The one aspect of writing that the interview subjects can agree upon is the sheer amount of hard work it entails. Charles Johnson, a National Book Award winner, wrote six unpublished "apprentice novels," spends years on a single novel, and once "threw away 2,400 pages ... to arrive at the final manuscript of approximately 250." Elizabeth McCracken, invoking the procrastinator in all of us, will pace the room for an hour saying, "I don't want to do this," and then might write for 16 hours straight.
Levasseur and Rabalais are no strangers to this; the book began while both were undergraduates at Loyola University in 1998 and completed in September of 2002. A simple independent study with professor and esteemed local author John Biguenet became an intense educational effort for the aspiring writers in which Levasseur and Rabalais read the proposed author's entire body of work and then prepared questions.
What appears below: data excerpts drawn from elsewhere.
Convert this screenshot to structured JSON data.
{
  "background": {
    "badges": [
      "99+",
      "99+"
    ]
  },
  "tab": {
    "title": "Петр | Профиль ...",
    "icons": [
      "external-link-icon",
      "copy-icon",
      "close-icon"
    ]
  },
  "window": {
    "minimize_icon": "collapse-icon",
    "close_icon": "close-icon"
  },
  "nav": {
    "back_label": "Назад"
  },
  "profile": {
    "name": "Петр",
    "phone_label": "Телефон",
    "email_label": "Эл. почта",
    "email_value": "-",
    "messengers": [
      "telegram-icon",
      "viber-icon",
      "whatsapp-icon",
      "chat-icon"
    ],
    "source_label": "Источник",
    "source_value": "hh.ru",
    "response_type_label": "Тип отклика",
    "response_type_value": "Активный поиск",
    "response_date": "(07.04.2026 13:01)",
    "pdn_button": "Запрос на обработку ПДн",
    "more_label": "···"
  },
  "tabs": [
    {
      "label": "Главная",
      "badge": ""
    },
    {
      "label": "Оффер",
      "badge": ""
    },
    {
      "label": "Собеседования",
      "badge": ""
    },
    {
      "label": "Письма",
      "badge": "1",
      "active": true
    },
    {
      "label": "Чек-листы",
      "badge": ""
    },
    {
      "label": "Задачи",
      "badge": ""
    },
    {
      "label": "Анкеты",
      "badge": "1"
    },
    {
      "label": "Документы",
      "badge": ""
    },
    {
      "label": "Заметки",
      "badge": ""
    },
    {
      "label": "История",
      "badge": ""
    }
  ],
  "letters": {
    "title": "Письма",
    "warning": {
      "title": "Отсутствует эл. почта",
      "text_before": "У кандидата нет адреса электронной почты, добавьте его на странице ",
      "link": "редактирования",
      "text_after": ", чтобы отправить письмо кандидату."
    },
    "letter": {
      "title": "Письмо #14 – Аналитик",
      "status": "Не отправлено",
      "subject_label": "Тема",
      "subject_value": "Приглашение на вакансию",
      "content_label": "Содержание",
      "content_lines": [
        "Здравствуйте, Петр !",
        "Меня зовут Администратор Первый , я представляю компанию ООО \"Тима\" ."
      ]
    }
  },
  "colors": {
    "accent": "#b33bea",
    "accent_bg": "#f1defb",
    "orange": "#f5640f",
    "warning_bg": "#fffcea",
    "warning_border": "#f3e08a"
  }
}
After the interview, Rabalais would transcribe the conversation and the two would set about editing and re-editing the work. During this endeavor, they also managed to graduate from Loyola, earn master's degrees from Victoria University of Wellington, New Zealand, and Levasseur even wrote and published an excerpt of a novel.
As Novel Voices establishes, writing creative fiction is no simple task. The hours are long and lonely, much of your work is thrown away, and there is the endless stream of rejections. What is it that makes an artist persevere and carry on despite the road hazards? Perhaps it is as basic as Melanie Rae Thon offers: "I'm not thinking, I want to publish a story. I'm thinking, I need to understand this. If I'm going to live in the world, I need to understand."